Monday 18 April 2011

piefull - a simple javascript & canvas visualisation tool

OK, so calling piefull a visualisation tool is going a bit over the top, but it is a tool, and it does help with visualisation. It does one thing and one thing only - plot pie-charts indicating a single value. And it's even more restricted than that - the value it plots needs to be a percentage value.

The main use cases for this are things like task completion status (project and outliner applications, test coverage, etc) or resource allocation (disk space, CPU usage).

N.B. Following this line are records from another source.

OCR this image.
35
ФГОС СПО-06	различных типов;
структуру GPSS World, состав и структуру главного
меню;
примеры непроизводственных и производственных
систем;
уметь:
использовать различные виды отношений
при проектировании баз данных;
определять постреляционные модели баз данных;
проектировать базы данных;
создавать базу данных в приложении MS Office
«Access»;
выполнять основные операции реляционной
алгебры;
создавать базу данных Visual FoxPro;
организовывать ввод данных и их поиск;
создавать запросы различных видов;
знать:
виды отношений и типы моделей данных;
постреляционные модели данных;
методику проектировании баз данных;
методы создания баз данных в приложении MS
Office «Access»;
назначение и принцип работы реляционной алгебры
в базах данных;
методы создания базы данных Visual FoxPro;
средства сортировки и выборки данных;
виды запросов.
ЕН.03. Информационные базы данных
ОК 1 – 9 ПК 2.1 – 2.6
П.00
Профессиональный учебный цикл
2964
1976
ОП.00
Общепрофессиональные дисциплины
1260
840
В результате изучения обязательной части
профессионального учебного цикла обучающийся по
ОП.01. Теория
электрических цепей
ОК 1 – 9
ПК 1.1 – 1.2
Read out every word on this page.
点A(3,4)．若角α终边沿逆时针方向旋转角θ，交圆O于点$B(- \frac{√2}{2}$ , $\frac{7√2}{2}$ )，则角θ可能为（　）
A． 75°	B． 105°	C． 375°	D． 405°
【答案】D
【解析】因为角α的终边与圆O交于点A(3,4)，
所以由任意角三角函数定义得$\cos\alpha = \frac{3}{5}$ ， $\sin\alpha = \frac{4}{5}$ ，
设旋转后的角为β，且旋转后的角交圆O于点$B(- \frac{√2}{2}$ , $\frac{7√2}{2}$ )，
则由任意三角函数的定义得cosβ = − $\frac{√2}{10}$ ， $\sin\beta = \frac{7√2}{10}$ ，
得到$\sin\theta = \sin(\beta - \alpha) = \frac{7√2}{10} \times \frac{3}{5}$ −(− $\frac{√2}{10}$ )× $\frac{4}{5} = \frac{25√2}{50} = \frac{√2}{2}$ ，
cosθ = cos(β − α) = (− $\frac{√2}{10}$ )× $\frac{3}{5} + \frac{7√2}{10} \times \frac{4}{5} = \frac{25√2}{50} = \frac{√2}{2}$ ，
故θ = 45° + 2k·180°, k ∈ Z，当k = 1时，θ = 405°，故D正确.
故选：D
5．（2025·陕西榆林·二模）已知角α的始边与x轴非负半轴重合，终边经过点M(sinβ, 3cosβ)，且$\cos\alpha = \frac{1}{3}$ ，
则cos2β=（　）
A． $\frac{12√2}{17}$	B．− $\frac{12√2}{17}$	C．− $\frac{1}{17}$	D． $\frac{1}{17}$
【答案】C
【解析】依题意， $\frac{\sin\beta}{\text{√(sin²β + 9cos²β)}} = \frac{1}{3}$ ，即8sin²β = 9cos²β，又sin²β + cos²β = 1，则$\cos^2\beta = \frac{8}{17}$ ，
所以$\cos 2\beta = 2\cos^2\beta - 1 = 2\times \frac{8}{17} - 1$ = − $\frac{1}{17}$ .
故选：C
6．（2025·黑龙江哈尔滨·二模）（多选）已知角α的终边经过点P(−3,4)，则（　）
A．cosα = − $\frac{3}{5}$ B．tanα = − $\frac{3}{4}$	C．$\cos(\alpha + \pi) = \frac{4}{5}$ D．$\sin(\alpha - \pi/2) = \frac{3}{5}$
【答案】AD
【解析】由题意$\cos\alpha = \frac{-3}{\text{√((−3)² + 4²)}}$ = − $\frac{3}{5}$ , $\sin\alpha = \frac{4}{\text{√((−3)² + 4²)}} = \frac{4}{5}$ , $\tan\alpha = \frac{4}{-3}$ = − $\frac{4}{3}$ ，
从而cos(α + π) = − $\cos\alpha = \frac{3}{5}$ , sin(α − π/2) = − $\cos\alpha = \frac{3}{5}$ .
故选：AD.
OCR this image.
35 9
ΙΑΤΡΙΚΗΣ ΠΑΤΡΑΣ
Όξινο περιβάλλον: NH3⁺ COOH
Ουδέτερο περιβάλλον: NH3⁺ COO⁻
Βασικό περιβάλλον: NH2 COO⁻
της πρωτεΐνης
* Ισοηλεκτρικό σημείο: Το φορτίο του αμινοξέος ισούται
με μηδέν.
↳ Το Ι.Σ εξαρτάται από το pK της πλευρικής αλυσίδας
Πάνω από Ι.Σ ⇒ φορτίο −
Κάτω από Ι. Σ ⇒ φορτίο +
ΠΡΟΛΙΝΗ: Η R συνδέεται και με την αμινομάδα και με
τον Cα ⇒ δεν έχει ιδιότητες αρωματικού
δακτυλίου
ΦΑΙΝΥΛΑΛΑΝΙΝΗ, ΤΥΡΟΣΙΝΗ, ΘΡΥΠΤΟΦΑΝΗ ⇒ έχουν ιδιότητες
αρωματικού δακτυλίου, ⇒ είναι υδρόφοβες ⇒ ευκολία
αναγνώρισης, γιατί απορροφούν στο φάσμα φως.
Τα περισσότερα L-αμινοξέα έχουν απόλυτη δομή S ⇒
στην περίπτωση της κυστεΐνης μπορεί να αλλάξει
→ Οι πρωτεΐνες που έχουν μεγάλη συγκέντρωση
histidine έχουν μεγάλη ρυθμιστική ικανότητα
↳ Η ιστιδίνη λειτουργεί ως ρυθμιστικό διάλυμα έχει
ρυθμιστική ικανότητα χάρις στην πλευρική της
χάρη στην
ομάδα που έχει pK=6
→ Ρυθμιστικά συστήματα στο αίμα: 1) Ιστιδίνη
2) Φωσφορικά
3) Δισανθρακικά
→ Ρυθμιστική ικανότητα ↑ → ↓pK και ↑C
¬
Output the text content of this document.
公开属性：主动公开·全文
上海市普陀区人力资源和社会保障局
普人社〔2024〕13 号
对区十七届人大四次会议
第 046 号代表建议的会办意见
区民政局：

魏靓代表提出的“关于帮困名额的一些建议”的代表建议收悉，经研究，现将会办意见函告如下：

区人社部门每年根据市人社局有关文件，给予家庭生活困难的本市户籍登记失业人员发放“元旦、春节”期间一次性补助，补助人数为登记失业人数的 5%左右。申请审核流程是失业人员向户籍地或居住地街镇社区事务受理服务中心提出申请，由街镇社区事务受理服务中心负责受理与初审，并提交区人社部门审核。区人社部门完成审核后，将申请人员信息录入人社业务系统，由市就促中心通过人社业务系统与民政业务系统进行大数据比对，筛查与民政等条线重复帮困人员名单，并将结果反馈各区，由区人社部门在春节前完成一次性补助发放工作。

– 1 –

By choosing contrasting colours (these are configurable in piefull), the the overall outlook can be ascertained by a glance from a distance. By default the charts it generates are fairly small - 24px - which allows them to be used in-line in text, or as entries in tables. The general approach is derived from the sparklines example given in David Flanagan's Canvas Pocket Reference - replacing some textual data with a pictorial equivalent in the hope(!) it will be more quickly understandable. Of course this approach also lends itself well to graceful degradation, as the data is already there in the document itself.

There are plenty of other pie-chart generators - after all it's a fairly trivial thing to write with HTML5 canvas elements. But most of these tend to be fairly complex, with lots of options. I needed something where a fixed size display could represent a single value clearly, and piefull is the result.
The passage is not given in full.